A few differences. 1. You don’t have to install anything, so running (or forking) someone else’s notebook is as simple as clicking a link. 2. It’s reactive, which means simpler code and better feedback, particularly when building user interfaces or analyzing realtime data. 3. It runs in the browser so you have direct access to powerful graphics (and GPU computation): Canvas, SVG, WebGL. 4. You can quickly import code for reuse from other notebooks, making a notebook a kind of lightweight library as well as a human-readable document.
Jupyter Notebooks run in the browser but what examples are there of being able to write Python and have the same kind of access to the DOM and graphics APIs like you have with JavaScript?

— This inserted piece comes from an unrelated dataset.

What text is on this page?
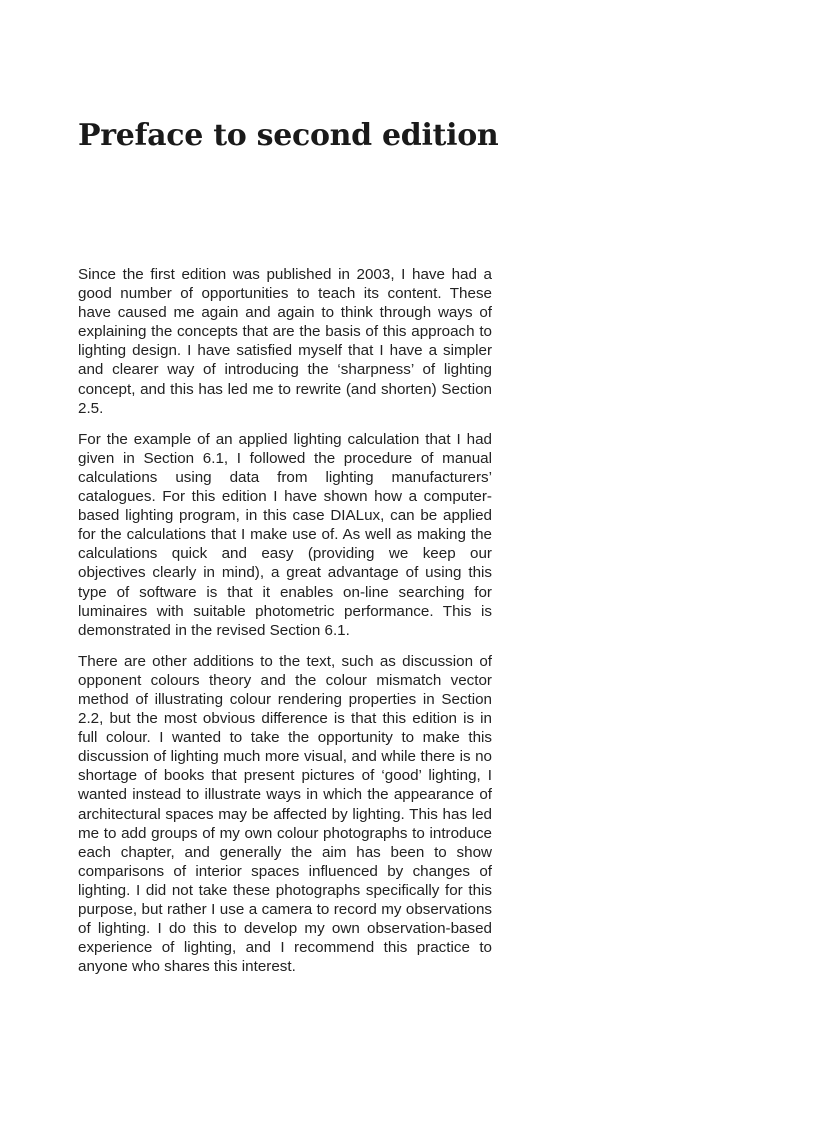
Preface to second edition

Since the first edition was published in 2003, I have had a good number of opportunities to teach its content. These have caused me again and again to think through ways of explaining the concepts that are the basis of this approach to lighting design. I have satisfied myself that I have a simpler and clearer way of introducing the ‘sharpness’ of lighting concept, and this has led me to rewrite (and shorten) Section 2.5.

For the example of an applied lighting calculation that I had given in Section 6.1, I followed the procedure of manual calculations using data from lighting manufacturers’ catalogues. For this edition I have shown how a computer-based lighting program, in this case DIALux, can be applied for the calculations that I make use of. As well as making the calculations quick and easy (providing we keep our objectives clearly in mind), a great advantage of using this type of software is that it enables on-line searching for luminaires with suitable photometric performance. This is demonstrated in the revised Section 6.1.

There are other additions to the text, such as discussion of opponent colours theory and the colour mismatch vector method of illustrating colour rendering properties in Section 2.2, but the most obvious difference is that this edition is in full colour. I wanted to take the opportunity to make this discussion of lighting much more visual, and while there is no shortage of books that present pictures of ‘good’ lighting, I wanted instead to illustrate ways in which the appearance of architectural spaces may be affected by lighting. This has led me to add groups of my own colour photographs to introduce each chapter, and generally the aim has been to show comparisons of interior spaces influenced by changes of lighting. I did not take these photographs specifically for this purpose, but rather I use a camera to record my observations of lighting. I do this to develop my own observation-based experience of lighting, and I recommend this practice to anyone who shares this interest.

ipywidgets for creating interactive html widges & dashboards and Plotly, Bokeh, and nvd3 are 3 examples for visualaition that integrates Python with JS libraries.
Of course JS gives you full flexibility for talking to the DOM and graphics APIs, but web apps are not the main focus of data science. The web is just one possible means to presentation or collaboration.
basically if you have a bunch of code blocks that depend on each others' results - you don't have to remember which ones to update if you changed one, it will update automatically.
especially useful with data visualization/exploration, but also helps a lot if you have a complex sequence where it's easy to get lost and forget to recompute something. there's a youtube link in the comments here which explains a lot.
> you don't have to remember which ones to update if you changed one, it will update automatically.
Although I see how that would enable rapid iteration and make e.g. creating nice visualizations much easier, I don't think it should be mandatory. The user may want to control the state their notebook and variables are in manually.
Isn't that like saying you want to control your execution manually? Basically, this just get rids of the manual refresh button that would be required to sync pieces of dependent computations after code or data changes somewhere. It is as if the graphics were running in immediate mode being refreshed completely on every frame (a common goal for live programming systems).